Рота снова приступила к занятиям — Забаров предложил пойти послушать, но Щепакин отказался: попозже — сейчас хочется составить общее представление о роте, — и они уселись в канцелярии, Щепакин попросил всем известную «форму два» — книгу учета личного состава и принялся листать ее, и с каждой минутой все яснее становилось ему: нет, лишь номер роты да чисто внешние атрибуты ее оставались неизменными.
«Так бывает, — думал Щепакин, — встретишься с человеком после долгой разлуки, поглядишь — вроде не изменился. Ну, разве что постарел малость, разве сединки прибавилось на висках. А разговоришься — и видишь: нет, вырос человек, стал внутренне богаче и разносторонней, что-то пережил, чему-то научился. Словом, и тот человек, и уже не тот. Наверное, так и здесь…»
Он думал об этом весь день — и на занятиях, куда затащил-таки его Забаров, и в перерывах, и во время чистки оружия, и вечером, в Ленинской комнате, разговаривая с солдатами, и в автопарке, и на кухне.
— Как устроились с ночлегом? — поинтересовался Забаров, собираясь домой. — Могу пригласить к себе.
— Знаете, — сказал Щепакин, — я бы лучше в роте, если не возражаете.
Наверное, Забарову подсказали, чтобы корреспондента не стеснять ни в чем. Он согласился не колеблясь и тотчас распорядился, чтобы старшина приготовил в каптерке постель.
— Нет, — сказал Щепакин, — я бы лучше с солдатами, свободная койка найдется? Ну, хотя бы дневального.
— Ни к чему вроде, — сказал Забаров, — и шум перед сном, и подъем рано, а вам с непривычки…
Щепакин его уговорил, шуму не было, солдаты стеснялись, наверное, никаких баек он не услышал на сон грядущий. А когда кто-то в углу запустил соленым словечком, на него дружно шикнули со всех сторон, и вскоре взвод угомонился и засвистел носами на разные лады, а Щепакин лежал на ватном тюфяке, сменившем привычные соломенные матрацы, лежал на одноярусной — одноярусной, да! — койке и думал, и вспоминал о событиях минувшего дня и о событиях шестнадцатилетней давности, и все его мысли сводились в конечном итоге к одному.
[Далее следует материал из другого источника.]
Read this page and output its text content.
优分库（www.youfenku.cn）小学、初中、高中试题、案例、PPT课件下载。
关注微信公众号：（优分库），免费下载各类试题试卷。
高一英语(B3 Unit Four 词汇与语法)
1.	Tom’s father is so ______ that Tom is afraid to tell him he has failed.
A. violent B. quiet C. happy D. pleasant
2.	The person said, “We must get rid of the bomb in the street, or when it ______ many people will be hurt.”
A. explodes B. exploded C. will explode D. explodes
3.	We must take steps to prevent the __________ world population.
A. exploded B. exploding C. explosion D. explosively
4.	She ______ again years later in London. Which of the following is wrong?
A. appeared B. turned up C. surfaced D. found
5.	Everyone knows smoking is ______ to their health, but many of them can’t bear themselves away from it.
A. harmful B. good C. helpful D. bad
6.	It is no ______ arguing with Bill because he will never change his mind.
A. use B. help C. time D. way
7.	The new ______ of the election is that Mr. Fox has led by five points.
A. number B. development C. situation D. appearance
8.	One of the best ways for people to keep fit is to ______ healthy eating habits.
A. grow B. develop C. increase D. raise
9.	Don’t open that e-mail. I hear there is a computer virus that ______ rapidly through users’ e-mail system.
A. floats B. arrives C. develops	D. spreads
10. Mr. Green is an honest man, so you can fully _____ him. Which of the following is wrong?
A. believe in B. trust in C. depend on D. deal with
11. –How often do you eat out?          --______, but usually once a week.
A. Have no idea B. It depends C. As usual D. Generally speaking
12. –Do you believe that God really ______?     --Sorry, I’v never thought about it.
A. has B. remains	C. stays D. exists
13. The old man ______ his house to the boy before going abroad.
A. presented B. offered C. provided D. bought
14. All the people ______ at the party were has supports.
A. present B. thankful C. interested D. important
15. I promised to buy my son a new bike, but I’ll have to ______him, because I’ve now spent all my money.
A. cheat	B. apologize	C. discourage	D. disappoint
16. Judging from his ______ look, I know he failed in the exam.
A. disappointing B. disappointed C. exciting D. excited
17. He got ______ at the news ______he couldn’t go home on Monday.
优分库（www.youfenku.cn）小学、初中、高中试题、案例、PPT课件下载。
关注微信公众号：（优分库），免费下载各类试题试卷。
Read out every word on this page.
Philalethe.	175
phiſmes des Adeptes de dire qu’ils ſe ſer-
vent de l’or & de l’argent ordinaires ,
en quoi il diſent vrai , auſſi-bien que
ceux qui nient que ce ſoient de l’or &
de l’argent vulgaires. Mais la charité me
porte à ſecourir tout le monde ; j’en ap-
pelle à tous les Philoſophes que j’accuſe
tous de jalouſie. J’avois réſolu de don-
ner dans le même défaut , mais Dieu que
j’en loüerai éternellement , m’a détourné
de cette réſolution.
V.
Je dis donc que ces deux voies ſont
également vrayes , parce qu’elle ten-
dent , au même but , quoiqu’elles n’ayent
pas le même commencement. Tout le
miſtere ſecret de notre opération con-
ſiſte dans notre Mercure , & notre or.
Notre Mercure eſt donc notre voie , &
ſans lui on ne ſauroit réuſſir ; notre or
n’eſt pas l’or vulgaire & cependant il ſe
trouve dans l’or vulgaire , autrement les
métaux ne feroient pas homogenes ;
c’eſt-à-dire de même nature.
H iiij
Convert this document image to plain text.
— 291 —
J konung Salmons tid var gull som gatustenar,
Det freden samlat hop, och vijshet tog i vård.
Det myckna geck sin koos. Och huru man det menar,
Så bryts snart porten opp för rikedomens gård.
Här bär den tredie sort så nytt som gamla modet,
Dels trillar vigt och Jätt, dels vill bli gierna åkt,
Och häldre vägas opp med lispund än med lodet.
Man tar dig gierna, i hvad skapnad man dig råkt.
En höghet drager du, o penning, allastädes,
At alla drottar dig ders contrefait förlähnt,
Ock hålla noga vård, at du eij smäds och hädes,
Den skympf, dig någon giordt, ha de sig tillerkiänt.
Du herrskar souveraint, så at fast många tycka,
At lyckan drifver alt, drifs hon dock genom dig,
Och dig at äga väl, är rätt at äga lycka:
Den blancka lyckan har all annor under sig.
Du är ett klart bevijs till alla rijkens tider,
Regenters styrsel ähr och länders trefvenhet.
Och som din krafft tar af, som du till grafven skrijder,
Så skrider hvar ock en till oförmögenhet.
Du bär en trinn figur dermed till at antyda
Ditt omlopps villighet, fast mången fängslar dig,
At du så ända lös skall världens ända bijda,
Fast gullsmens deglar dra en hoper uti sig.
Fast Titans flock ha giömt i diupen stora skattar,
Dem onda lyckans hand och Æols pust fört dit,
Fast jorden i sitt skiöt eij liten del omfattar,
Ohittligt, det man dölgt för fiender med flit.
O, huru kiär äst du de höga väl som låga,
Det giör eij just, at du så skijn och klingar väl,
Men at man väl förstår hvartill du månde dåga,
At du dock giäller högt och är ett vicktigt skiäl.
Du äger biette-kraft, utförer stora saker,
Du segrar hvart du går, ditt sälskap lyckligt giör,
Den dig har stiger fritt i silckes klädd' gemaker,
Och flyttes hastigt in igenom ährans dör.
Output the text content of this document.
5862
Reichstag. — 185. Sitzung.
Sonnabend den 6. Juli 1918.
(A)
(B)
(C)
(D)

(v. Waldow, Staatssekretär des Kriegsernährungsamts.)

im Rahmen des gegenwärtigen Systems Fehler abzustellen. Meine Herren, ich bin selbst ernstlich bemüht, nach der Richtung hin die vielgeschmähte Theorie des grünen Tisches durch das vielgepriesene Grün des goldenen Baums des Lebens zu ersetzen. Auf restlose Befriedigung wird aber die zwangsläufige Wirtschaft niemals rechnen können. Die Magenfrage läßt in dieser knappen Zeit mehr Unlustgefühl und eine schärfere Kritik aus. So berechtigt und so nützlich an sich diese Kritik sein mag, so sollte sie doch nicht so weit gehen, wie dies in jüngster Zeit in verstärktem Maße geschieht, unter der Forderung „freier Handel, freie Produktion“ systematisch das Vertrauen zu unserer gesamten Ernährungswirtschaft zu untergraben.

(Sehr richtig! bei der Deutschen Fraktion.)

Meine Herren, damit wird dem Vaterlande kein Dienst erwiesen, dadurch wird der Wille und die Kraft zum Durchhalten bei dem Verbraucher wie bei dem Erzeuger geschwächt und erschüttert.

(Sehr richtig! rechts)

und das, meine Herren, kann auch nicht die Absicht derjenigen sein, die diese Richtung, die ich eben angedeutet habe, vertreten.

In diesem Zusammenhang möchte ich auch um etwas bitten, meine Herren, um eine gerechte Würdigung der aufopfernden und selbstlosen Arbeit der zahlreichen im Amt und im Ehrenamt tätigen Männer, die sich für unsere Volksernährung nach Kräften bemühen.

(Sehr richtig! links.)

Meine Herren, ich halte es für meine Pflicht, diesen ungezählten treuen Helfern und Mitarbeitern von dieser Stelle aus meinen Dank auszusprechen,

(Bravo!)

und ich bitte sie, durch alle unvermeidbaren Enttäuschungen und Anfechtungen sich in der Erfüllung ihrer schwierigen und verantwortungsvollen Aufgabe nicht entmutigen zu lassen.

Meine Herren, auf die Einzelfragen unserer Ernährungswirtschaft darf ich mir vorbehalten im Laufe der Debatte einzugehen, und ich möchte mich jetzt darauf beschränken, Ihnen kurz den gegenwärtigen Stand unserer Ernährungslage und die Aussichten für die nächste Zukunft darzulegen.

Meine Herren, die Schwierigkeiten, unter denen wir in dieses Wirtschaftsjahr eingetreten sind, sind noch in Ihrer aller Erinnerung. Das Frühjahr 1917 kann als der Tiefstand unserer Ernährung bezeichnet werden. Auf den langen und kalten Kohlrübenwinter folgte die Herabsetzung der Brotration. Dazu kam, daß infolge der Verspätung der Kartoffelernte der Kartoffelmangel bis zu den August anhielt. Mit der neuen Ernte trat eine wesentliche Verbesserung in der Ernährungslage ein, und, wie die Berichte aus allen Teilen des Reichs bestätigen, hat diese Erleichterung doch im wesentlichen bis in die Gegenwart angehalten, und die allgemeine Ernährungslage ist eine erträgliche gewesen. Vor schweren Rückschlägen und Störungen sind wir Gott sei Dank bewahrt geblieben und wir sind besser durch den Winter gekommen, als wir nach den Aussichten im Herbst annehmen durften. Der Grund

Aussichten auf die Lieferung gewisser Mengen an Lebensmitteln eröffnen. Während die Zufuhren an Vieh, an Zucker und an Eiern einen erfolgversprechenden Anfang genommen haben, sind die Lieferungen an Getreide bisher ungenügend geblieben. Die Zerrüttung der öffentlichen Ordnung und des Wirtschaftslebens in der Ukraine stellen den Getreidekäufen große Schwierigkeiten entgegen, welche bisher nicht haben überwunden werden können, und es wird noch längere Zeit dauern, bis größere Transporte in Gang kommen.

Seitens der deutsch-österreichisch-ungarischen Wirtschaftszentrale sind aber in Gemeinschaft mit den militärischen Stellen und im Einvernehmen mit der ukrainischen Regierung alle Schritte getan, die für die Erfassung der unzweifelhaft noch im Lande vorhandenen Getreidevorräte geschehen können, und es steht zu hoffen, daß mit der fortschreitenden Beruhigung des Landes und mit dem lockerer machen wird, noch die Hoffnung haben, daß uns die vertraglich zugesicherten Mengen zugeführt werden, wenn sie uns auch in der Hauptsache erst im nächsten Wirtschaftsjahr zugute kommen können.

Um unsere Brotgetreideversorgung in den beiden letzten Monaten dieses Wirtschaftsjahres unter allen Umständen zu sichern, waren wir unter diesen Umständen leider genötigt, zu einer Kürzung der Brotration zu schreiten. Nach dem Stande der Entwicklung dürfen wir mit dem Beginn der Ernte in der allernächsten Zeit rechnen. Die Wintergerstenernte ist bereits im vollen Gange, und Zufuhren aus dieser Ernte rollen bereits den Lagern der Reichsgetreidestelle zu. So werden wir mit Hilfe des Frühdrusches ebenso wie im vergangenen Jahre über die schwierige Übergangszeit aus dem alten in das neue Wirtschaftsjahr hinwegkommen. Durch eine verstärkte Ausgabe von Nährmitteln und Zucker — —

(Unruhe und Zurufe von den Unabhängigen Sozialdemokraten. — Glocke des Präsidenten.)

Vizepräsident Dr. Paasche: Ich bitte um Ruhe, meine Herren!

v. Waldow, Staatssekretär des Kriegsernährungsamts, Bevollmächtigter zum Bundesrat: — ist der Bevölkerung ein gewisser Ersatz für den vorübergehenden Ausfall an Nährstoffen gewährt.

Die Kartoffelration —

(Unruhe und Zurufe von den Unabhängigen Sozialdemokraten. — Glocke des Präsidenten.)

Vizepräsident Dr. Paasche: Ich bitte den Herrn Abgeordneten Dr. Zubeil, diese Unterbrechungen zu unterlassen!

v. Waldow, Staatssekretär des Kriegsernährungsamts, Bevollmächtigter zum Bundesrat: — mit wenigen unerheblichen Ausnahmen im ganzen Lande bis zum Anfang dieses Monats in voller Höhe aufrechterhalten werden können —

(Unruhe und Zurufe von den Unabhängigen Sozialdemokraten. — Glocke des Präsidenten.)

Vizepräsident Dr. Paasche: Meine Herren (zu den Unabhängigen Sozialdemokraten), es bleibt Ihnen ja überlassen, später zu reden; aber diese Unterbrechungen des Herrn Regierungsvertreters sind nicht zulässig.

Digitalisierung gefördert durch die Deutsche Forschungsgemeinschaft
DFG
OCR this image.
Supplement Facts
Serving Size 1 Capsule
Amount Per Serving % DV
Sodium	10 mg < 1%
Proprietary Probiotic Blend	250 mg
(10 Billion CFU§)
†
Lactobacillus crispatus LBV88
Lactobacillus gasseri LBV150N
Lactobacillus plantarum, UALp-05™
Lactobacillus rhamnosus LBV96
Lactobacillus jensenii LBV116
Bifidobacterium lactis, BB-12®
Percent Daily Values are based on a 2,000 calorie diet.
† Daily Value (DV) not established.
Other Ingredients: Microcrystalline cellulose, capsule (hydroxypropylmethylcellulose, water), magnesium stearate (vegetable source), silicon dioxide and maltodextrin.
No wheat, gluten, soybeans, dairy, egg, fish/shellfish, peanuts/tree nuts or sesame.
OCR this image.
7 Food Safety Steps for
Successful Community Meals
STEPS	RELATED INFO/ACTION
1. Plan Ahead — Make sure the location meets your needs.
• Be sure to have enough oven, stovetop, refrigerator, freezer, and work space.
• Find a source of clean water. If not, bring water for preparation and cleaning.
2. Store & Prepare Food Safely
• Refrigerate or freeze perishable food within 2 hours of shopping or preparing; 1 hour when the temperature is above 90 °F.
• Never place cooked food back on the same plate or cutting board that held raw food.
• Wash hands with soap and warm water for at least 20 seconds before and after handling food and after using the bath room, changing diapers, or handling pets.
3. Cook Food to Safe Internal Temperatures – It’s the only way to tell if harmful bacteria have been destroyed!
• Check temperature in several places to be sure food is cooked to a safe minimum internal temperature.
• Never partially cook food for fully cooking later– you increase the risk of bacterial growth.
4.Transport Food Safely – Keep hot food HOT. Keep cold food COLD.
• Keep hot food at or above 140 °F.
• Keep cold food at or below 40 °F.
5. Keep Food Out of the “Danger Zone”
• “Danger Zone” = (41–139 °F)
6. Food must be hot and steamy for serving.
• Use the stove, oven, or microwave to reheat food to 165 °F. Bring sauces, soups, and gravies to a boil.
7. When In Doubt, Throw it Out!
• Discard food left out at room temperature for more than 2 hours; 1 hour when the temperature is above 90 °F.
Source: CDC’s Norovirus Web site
Он думал о том, что в т е, уже такие далекие теперь времена, в роте, помнится, был всего один солдат с семилетним образованием — застенчивый, высокий, с девичьими ресницами Женя Тимощенко. Остальные грамотенкой не блистали — поколение военных лет, учиться ему было трудновато. Но, в общем, если признаться честно, офицеры не испытывали от того особых затруднений, разве только на политзанятиях. А изучить трехлинейку, противогаз да наловчиться орудовать пехотной лопатой — и четырех классов хватало за глаза.
А теперь… В Ленинской комнате он видел стенды со сведениями по ядерной физике, в ружейном парке вместо винтовок и даже карабинов Симонова, казавшихся в свое время чудом техники, ровными рядочками стояли автоматы с откидными прикладами и штыками, легкие, удобные, а главное — кроме обычного оружия здесь были и полевые рации, и дозиметрические приборы, а в другом парке — автомобильном посверкивали матовой бронею бронетранспортеры, и было ясно даже при беглом взгляде — нет, с четырьмя классами тут не справиться.
Пехота… С доброй иронией говорили про нее: «царица полей», «пехота — шестьдесят прошла — еще охота». А чуть важничавшие артиллеристы на марше покрикивали с машин: «Эй, пехота, не пыли!..» «Теперь не шестьдесят — вчетверо больше, наверное, мчит она по дорогам — тоже царица, но уже современная, механизированная царица, в которой люди подстать технике, а техника — подстать людям».
Он вспоминал короткие записи в «форме два»: образование среднее, среднее техническое, девять классов, незаконченное высшее, педагогический институт. Он вспоминал людей, с которыми познакомился — пусть пока лишь накоротке, но журналистская тренированная память цепко удержала облик, фамилии, биографии.
Он вспоминал сержанта Якова Вестеля — интеллигентное смышленое лицо, вдумчивый, чуть с иронией взгляд. Хорошее образование, в армии стал кандидатом партии — а в е г о, щепакинские времена, среди коммунистов роты был всего один солдат, сейчас их, сказали, семеро.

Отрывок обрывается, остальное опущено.